Why can’t hawker sell cooked food, asks HC | mumbai | Hindustan Times
Today in New Delhi, India
Sep 22, 2017-Friday
-°C
New Delhi
  • Humidity
    -
  • Wind
    -

Why can’t hawker sell cooked food, asks HC

The Brihanmumbai Municipal Corporation (BMC) was rapped by the Bombay high court on Wednesday for its “double standards” on the issue of permitting hawkers to sell cooked food. HT reports.

mumbai Updated: May 05, 2011 01:19 IST
HT Correspondent

The Brihanmumbai Municipal Corporation (BMC) was rapped by the Bombay high court on Wednesday for its “double standards” on the issue of permitting hawkers to sell cooked food.

A division bench of justice Ranjana Desai and justice Rajesh Ketkar asked the BMC to file a detailed affidavit explaining what the policy was in this regard.
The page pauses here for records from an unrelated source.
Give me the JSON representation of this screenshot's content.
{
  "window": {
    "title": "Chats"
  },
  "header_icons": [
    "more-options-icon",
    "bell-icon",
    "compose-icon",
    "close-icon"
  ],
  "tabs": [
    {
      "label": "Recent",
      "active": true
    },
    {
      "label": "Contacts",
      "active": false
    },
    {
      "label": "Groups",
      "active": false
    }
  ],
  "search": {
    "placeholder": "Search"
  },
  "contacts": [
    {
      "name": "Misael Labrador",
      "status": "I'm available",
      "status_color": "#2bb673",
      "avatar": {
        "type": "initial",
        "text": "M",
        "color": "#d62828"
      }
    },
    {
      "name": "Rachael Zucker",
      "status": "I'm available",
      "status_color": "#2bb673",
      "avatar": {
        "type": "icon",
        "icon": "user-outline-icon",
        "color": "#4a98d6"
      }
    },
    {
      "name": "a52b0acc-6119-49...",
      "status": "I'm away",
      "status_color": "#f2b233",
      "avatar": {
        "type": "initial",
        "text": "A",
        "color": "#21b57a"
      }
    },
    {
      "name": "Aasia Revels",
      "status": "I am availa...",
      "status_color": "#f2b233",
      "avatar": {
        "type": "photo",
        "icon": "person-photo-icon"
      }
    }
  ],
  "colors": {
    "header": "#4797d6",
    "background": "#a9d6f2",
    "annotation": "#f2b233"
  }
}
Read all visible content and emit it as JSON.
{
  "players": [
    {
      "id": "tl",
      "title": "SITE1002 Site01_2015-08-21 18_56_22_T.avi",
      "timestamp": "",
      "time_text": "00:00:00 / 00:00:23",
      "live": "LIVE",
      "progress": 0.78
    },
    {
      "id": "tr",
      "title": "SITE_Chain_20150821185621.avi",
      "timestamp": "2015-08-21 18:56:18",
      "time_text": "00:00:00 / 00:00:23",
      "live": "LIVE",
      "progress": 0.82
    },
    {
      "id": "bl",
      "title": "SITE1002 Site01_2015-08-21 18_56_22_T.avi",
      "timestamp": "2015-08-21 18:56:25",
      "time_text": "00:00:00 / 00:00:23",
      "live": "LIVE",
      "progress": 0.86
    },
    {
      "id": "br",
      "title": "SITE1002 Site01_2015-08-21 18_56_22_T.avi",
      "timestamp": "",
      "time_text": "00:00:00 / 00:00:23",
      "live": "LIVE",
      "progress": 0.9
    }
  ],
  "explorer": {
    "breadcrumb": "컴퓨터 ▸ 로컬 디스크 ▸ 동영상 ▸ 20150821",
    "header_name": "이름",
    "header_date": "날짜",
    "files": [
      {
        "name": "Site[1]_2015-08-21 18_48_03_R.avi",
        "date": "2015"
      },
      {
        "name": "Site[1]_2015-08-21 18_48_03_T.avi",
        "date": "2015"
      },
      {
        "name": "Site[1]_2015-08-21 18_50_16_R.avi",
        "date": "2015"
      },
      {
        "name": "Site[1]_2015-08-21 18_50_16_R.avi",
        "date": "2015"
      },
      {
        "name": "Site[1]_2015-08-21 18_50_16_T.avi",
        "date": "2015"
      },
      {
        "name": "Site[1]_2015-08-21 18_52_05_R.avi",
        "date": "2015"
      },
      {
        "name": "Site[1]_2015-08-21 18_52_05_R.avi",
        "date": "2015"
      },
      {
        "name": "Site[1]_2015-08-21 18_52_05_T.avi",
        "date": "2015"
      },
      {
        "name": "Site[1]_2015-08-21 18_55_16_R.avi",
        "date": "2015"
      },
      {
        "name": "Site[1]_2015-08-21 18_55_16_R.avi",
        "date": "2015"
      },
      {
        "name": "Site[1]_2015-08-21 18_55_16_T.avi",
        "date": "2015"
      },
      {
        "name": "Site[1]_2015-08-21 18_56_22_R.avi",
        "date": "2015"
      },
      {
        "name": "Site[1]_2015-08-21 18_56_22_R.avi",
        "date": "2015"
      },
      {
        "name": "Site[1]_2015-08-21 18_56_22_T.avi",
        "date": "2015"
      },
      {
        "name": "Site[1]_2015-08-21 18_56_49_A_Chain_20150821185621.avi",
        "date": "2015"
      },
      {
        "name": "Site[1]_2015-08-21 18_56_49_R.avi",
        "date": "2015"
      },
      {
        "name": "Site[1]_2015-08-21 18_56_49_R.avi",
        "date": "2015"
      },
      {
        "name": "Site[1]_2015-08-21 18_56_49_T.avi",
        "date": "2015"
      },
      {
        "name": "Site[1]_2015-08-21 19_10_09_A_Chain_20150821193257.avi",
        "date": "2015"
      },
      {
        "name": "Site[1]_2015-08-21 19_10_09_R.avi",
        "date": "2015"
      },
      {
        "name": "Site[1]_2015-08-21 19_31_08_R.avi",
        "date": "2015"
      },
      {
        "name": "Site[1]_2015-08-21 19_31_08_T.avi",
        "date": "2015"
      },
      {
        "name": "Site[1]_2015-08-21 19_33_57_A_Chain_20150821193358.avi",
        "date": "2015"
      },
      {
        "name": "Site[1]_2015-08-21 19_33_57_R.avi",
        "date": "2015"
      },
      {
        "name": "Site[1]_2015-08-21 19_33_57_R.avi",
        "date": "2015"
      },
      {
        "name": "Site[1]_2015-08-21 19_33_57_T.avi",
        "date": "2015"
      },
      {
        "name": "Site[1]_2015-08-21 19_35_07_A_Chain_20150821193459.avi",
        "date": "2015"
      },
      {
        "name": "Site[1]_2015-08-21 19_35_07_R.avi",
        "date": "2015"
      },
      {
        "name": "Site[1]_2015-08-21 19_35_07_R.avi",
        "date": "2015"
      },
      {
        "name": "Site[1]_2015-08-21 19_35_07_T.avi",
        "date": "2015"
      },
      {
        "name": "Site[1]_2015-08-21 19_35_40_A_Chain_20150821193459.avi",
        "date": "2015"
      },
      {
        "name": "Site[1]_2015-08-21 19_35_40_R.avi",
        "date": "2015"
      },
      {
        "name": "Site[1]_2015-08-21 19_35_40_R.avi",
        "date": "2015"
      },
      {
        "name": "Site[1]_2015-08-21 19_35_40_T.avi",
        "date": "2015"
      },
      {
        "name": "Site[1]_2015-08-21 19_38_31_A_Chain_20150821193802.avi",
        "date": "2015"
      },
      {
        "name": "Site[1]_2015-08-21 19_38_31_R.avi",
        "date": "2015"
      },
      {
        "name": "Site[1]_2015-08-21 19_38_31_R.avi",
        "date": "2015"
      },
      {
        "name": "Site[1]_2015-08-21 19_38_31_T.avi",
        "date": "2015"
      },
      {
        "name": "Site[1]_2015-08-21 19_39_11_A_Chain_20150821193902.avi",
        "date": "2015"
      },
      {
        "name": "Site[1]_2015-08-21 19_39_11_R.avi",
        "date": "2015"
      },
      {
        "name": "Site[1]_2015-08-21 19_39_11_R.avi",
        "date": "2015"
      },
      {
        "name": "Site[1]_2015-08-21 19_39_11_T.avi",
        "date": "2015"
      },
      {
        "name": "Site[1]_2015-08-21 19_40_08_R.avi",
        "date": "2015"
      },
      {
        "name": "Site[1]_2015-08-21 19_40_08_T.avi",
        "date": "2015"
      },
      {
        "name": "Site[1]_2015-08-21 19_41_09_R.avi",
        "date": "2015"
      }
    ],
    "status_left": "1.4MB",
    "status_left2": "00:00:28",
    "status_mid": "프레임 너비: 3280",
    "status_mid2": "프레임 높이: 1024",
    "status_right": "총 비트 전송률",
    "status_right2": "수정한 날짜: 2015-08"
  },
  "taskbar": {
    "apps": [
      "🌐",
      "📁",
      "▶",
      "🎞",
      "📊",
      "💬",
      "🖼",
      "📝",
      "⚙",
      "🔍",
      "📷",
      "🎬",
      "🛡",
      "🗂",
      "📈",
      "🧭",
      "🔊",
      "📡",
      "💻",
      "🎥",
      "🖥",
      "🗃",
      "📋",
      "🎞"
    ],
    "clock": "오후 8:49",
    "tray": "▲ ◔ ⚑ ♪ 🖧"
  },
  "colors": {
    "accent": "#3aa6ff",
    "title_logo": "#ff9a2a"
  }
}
The court was hearing a petition filed by Mohammed Yasin Shaikh, who had a licensed stall at Fashion Street, challenging the BMC’s rejection of his application to change the commodity he was selling. Shaikh had a readymade garments stall at Fashion Street from 2000. In 2009, the BMC acquired the stall for public purposes and relocated him to Nagindas Master Road, his counsel Ranjit Throat and advocate Pradeep Throat told the court.

Considering that there was no scope for readymade garments in the relocated area, Shaikh decided to sell cooked food instead. Accordingly, he applied to the BMC seeking “change in commodity” so that he could now sell cooked food, Ranjit said.

However, the corporation rejected his application. Shaikh then approached the high court asking that he be permitted to sell cooked food.

Ranjit pointed out that the Supreme Court, while ruling on the issue of hawkers, had said an authorised stall owner can be permitted to sell cooked food. “He (hawker) may not be allowed to cook there but he can certainly sell cooked food,” Ranjit said.

Also, there are several other hawkers at Nagindas Master Road who cook food and sell it, Ranjit said. To this, advocate for BMC replied that those hawkers (who cook and sell at stalls) were operating without a licence. “If that is the case then it calls for an inquiry. How can you allow an unauthorised hawker to cook food at stalls?” justice Desai asked.

Asking the corporation to consider Shaikh’s case, justice Desai remarked, “Consider his case, or throw out all the (unauthorised) hawkers from there. You can’t have double standards. You should have a fixed policy on these issues.”

The court has asked the BMC to consider whether Shaikh can be shifted to some other place where he could sell cooked food.

The corporation has been directed to file an affidavit by June 16.